HHSC staff send the original and two copies of Form 2030 as part of the proposed contract package to Legal Services staff.
Retain Form 2030 in accordance with the records retention requirements in the HHS System Contract Management Handbook.
Contract Number — Enter the contract number assigned by HHSC.
Region Number — Enter the two-digit number of the region responsible for the contract.
Section I - Legal Entity Information
Name of Legal Entity — Enter the full legal name of the entity, exactly as it was chartered, filed, registered or otherwise legally declared, applying to become a contractor or subcontractor. If the applicant is an individual, enter the full legal name of the individual.
Contract Effective Date — Enter the month, day and year the contract is effective.
Doing Business As (d/b/a/) Name — If applicable, enter the d/b/a relevant to this legal entity.
Contract Termination Date — Enter the month, day and year the contract terminates.
Mailing Address of Legal Entity — Enter the mailing address of the legal entity.
Area Code and Telephone Number — Enter the area code and telephone number of the legal entity.
Contractor Representative — Enter the name of the individual authorized to sign the contract with HHSC. The contractor representative may be the owner or an authorized representative.
Title — Enter the title of the contractor representative.
Ownership — Check the box to show if the contractor is a public, non-profit or for profit agency.
Charter Number — Enter the charter of incorporation or certificate of authority number on file with the Secretary of State's office.
Federal Tax ID Number — Enter the 9-digit employer identification number (EIN) assigned to the legal entity by the Internal Revenue Service. If the legal entity is a sole proprietorship or individual who does not have an EIN, enter the owner’s or individual’s Social Security number.

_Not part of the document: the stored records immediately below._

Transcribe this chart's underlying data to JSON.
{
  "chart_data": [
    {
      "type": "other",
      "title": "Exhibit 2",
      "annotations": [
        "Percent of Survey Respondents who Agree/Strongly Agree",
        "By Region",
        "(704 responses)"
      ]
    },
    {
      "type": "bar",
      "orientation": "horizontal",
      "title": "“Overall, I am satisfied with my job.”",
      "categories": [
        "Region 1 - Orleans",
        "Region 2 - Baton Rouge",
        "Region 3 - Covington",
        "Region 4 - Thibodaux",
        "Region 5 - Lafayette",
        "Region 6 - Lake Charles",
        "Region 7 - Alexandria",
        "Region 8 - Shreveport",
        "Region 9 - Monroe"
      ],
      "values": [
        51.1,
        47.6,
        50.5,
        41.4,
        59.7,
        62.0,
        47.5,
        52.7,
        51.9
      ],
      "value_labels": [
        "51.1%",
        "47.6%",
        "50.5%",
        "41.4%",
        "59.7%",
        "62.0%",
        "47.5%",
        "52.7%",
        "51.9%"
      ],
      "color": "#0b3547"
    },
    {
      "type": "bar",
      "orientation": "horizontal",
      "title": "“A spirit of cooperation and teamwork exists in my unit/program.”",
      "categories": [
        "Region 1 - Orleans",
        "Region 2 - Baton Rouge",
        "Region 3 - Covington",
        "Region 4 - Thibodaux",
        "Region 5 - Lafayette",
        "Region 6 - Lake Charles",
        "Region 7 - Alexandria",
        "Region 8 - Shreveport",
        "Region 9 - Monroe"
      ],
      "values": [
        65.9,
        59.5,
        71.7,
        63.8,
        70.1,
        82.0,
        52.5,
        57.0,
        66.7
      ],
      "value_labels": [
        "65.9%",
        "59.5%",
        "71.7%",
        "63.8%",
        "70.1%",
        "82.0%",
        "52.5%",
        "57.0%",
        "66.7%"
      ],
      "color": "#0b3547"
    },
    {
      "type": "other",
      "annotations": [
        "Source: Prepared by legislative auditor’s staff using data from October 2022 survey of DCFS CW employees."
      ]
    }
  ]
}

Contact Person — Enter the name of the person with whom HHSC staff should communicate about this contract.
Title of Contact Person — Enter the title of the contact person.

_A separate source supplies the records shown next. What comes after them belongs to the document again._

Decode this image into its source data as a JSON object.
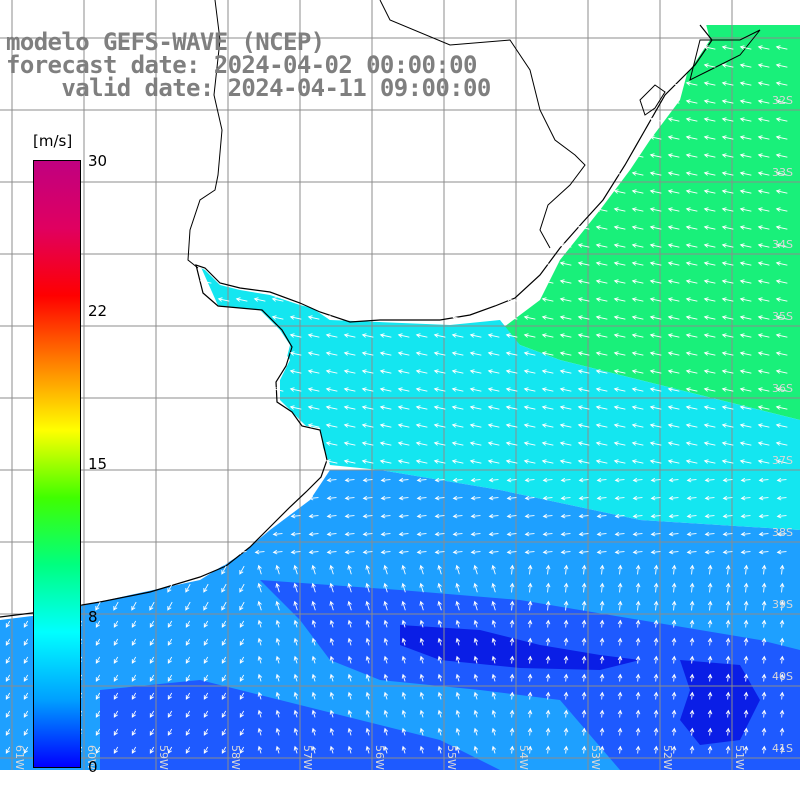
{
  "title": {
    "line1": "modelo GEFS-WAVE (NCEP)",
    "line2": "forecast date: 2024-04-02 00:00:00",
    "line3": "    valid date: 2024-04-11 09:00:00"
  },
  "colorbar": {
    "unit": "[m/s]",
    "ticks": [
      "30",
      "22",
      "15",
      "8",
      "0"
    ],
    "colors": [
      "#0000ff",
      "#00a0ff",
      "#00ffff",
      "#00ff80",
      "#40ff00",
      "#ffff00",
      "#ff8000",
      "#ff0000",
      "#e00060",
      "#c00080"
    ]
  },
  "map": {
    "lat_labels": [
      "32S",
      "33S",
      "34S",
      "35S",
      "36S",
      "37S",
      "38S",
      "39S",
      "40S",
      "41S"
    ],
    "lon_labels": [
      "61W",
      "60W",
      "59W",
      "58W",
      "57W",
      "56W",
      "55W",
      "54W",
      "53W",
      "52W",
      "51W"
    ],
    "colors": {
      "land": "#ffffff",
      "grid": "#8c8c8c",
      "coast": "#000000",
      "arrows": "#ffffff",
      "strong_wind": "#19f07a",
      "moderate_wind": "#14e6f0",
      "light_wind": "#1ea0ff",
      "weak_wind": "#1e5aff",
      "calm": "#0a1ee6"
    }
  }
}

Area Code and Telephone Number — Enter the area code and telephone number of the contact person.
Section II - Summary of Payment
Effective Payment Dates — Enter, for each budget, the beginning and ending dates for which payment is authorized. The dates are to be inclusive, for example, 09-01-2017 through 08-31-2018.

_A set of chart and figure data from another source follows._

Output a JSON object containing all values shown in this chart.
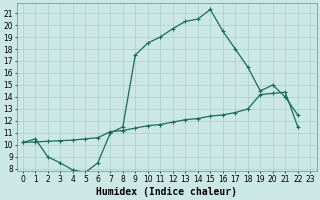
{
  "xlabel": "Humidex (Indice chaleur)",
  "bg_color": "#cce8e4",
  "line_color": "#1a6b5a",
  "grid_color": "#aacfcb",
  "xlim": [
    -0.5,
    23.5
  ],
  "ylim": [
    7.8,
    21.8
  ],
  "yticks": [
    8,
    9,
    10,
    11,
    12,
    13,
    14,
    15,
    16,
    17,
    18,
    19,
    20,
    21
  ],
  "xticks": [
    0,
    1,
    2,
    3,
    4,
    5,
    6,
    7,
    8,
    9,
    10,
    11,
    12,
    13,
    14,
    15,
    16,
    17,
    18,
    19,
    20,
    21,
    22,
    23
  ],
  "line1_x": [
    0,
    1,
    2,
    3,
    4,
    5,
    6,
    7,
    8,
    9,
    10,
    11,
    12,
    13,
    14,
    15,
    16,
    17,
    18,
    19,
    20,
    21,
    22
  ],
  "line1_y": [
    10.2,
    10.5,
    9.0,
    8.5,
    7.9,
    7.7,
    8.5,
    11.0,
    11.5,
    17.5,
    18.5,
    19.0,
    19.7,
    20.3,
    20.5,
    21.3,
    19.5,
    18.0,
    16.5,
    14.5,
    15.0,
    14.0,
    12.5
  ],
  "line2_x": [
    0,
    1,
    2,
    3,
    4,
    5,
    6,
    7,
    8,
    9,
    10,
    11,
    12,
    13,
    14,
    15,
    16,
    17,
    18,
    19,
    20,
    21,
    22
  ],
  "line2_y": [
    10.2,
    10.25,
    10.3,
    10.35,
    10.4,
    10.5,
    10.6,
    11.1,
    11.2,
    11.4,
    11.6,
    11.7,
    11.9,
    12.1,
    12.2,
    12.4,
    12.5,
    12.7,
    13.0,
    14.2,
    14.3,
    14.4,
    11.5
  ],
  "marker": "+",
  "markersize": 3.5,
  "linewidth": 0.9,
  "xlabel_fontsize": 7,
  "tick_fontsize": 5.5
}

Budget Name — Enter CMPAS.
Unit Rate — Enter the approved unit rate (unit rate payment only).
Estimated Number Eligible Units — Enter the estimated number of units of service to be delivered by the contractor to eligible individuals.
Estimated Budget Amount — Enter the estimated budget amount received from the Regional Budget analyst.
Estimated Contract Total — Enter the estimated budget amount.
Section III - Service
Program Activity Name and Code — Already entered on form.
Service Activity Name and Code — Already entered on form.
Section IV - Individual Information
1. Estimated Number of Individuals to be Served — Enter the estimated number of individuals to be served.
2. Projected Units of Service Types — Check each of the projected units of service types to be provided by the contractor.
3. Geographical Area Served — Describe the geographic area (region, county) where the named service is to be provided.
4. Basis of Payment — Check appropriate box.